We take time to ensure the product is able to be built consistently.  We do our best to make the manual work as infrequent as possible and where we are unable to eliminate manual work, we design the product in ways to ensure a repeatable and reliable outcome from the work.   For example, we need an LED to have a certain defined distance from the printed circuit board to allow the LED to protrude just right through the enclosure lid.  To get that defined stand off, we use…a……standoff.  The problem comes when that effort does not produce the results we wish.

Error in Manufacturing

In this case the first production run produces the product with this installed spacer in the desired way that meets the fit needs. The problem comes when the next batch is run on the manufacturing line. The errors that came from the first batch production run, were not found in the first iteration.  However, in this batch, what once worked, does not, resulting in the a product that left without correction, would sound like a maraca.  The LED was supposed to be pushed down, the electrical connections going through the board until the bottom of the LED, fits snug against the top of the spacer. This guarantees the lid of the product attaches to the box, while allowing the LED to protrude through the enclosure to provide the user with feedback (LED has green and red elements).

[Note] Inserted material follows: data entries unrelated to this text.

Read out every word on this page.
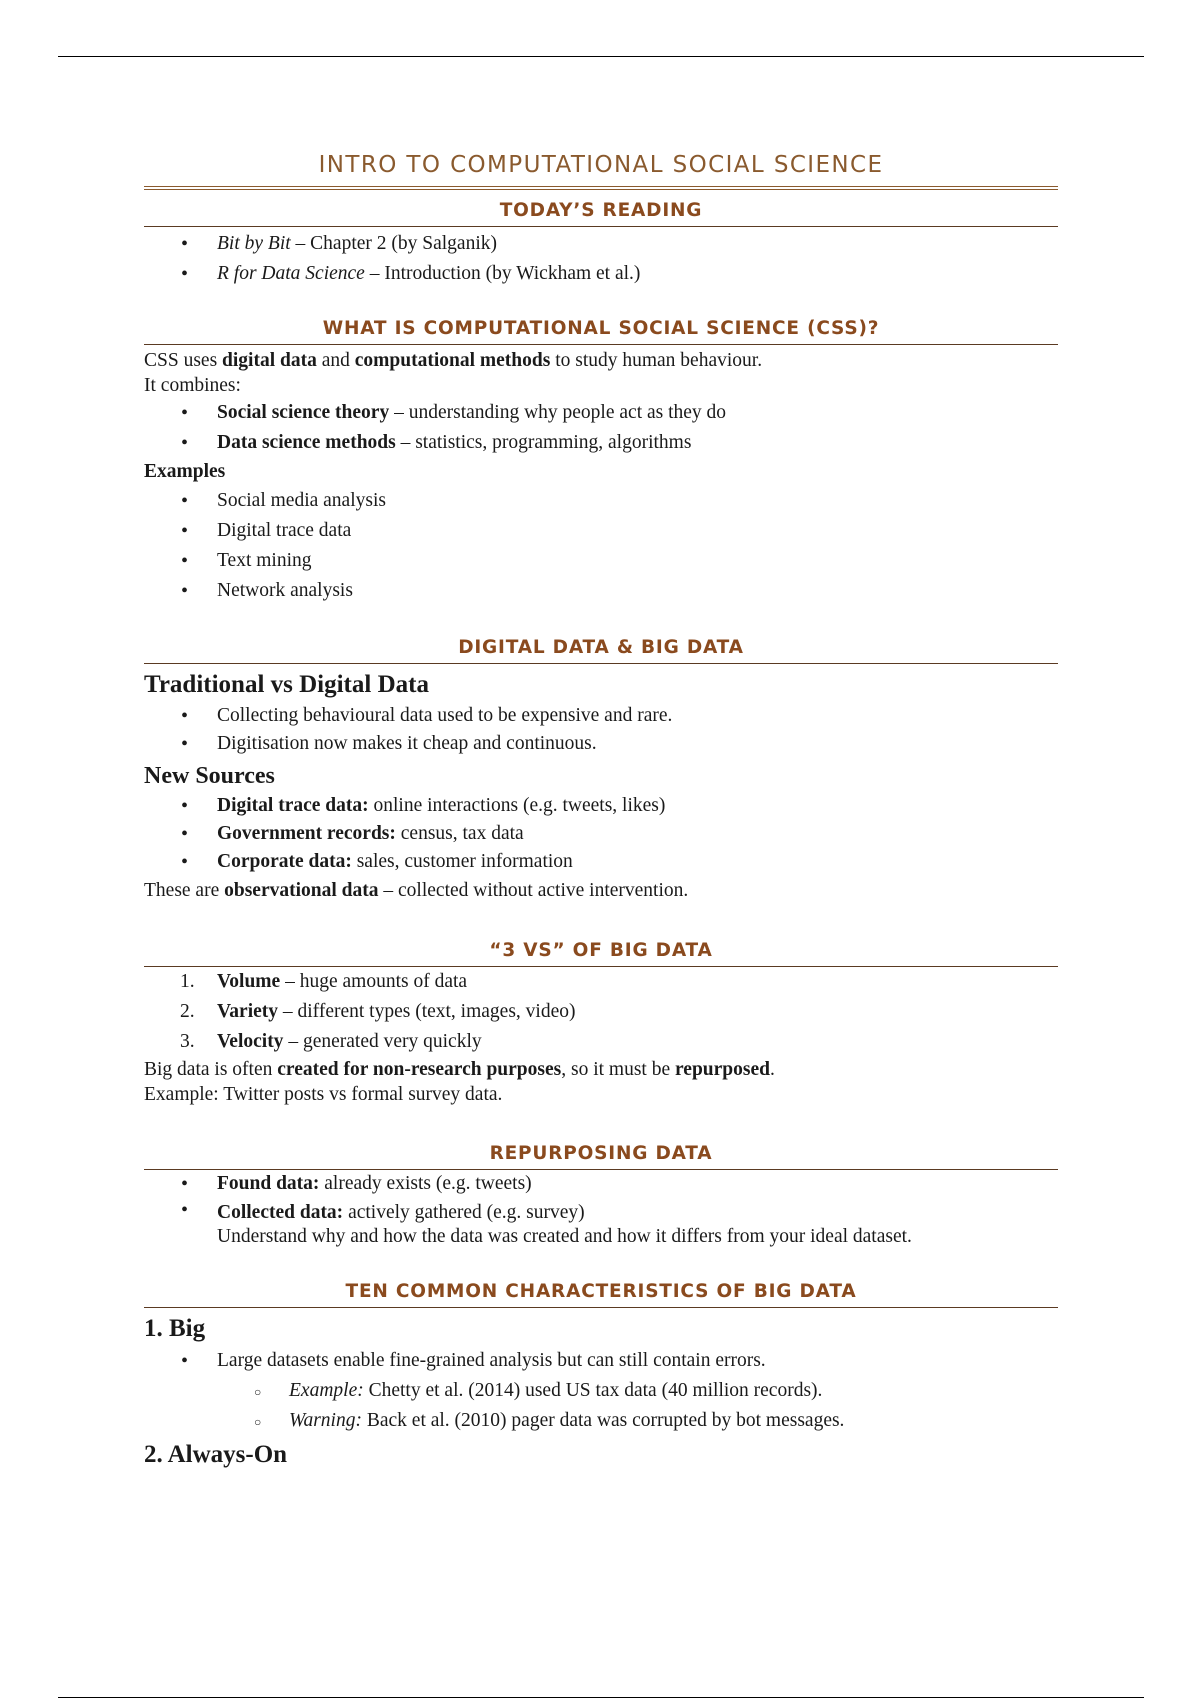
INTRO TO COMPUTATIONAL SOCIAL SCIENCE
TODAY’S READING
• Bit by Bit – Chapter 2 (by Salganik)
• R for Data Science – Introduction (by Wickham et al.)
WHAT IS COMPUTATIONAL SOCIAL SCIENCE (CSS)?

CSS uses digital data and computational methods to study human behaviour.

It combines:

• Social science theory – understanding why people act as they do
• Data science methods – statistics, programming, algorithms

Examples

• Social media analysis
• Digital trace data
• Text mining
• Network analysis
DIGITAL DATA & BIG DATA

Traditional vs Digital Data

• Collecting behavioural data used to be expensive and rare.
• Digitisation now makes it cheap and continuous.

New Sources

• Digital trace data: online interactions (e.g. tweets, likes)
• Government records: census, tax data
• Corporate data: sales, customer information

These are observational data – collected without active intervention.

“3 VS” OF BIG DATA
1. Volume – huge amounts of data
2. Variety – different types (text, images, video)
3. Velocity – generated very quickly

Big data is often created for non-research purposes, so it must be repurposed.

Example: Twitter posts vs formal survey data.

REPURPOSING DATA
• Found data: already exists (e.g. tweets)
• Collected data: actively gathered (e.g. survey)
Understand why and how the data was created and how it differs from your ideal dataset.
TEN COMMON CHARACTERISTICS OF BIG DATA

1. Big

• Large datasets enable fine-grained analysis but can still contain errors.
○ Example: Chetty et al. (2014) used US tax data (40 million records).
○ Warning: Back et al. (2010) pager data was corrupted by bot messages.

2. Always-On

Sort of makes you think “how well was the explanation of the reason for the standoff, and training as to how to assemble the product.  The customer was wondering about whether they should just correct the problem, but make known to the supplier that the problem occurred.  Another option, is to send the product back to the supplier for them to see the failure and come up with corrective actions to eliminate this failure from future shipments.


This is an opportunity for the manufacturing organization to learn, and simply telling the supplying manufacturer is not really much of an opportunity for learning.  Sending the parts back, allows the supplier to explore the part, and the way the part went through the manufacturing line, with special attention to the area wherein the defect was introduced, the manual work area. This is not about punishment, it is about learning from the error, understanding the importance of  this seemingly trivial attribute of the product.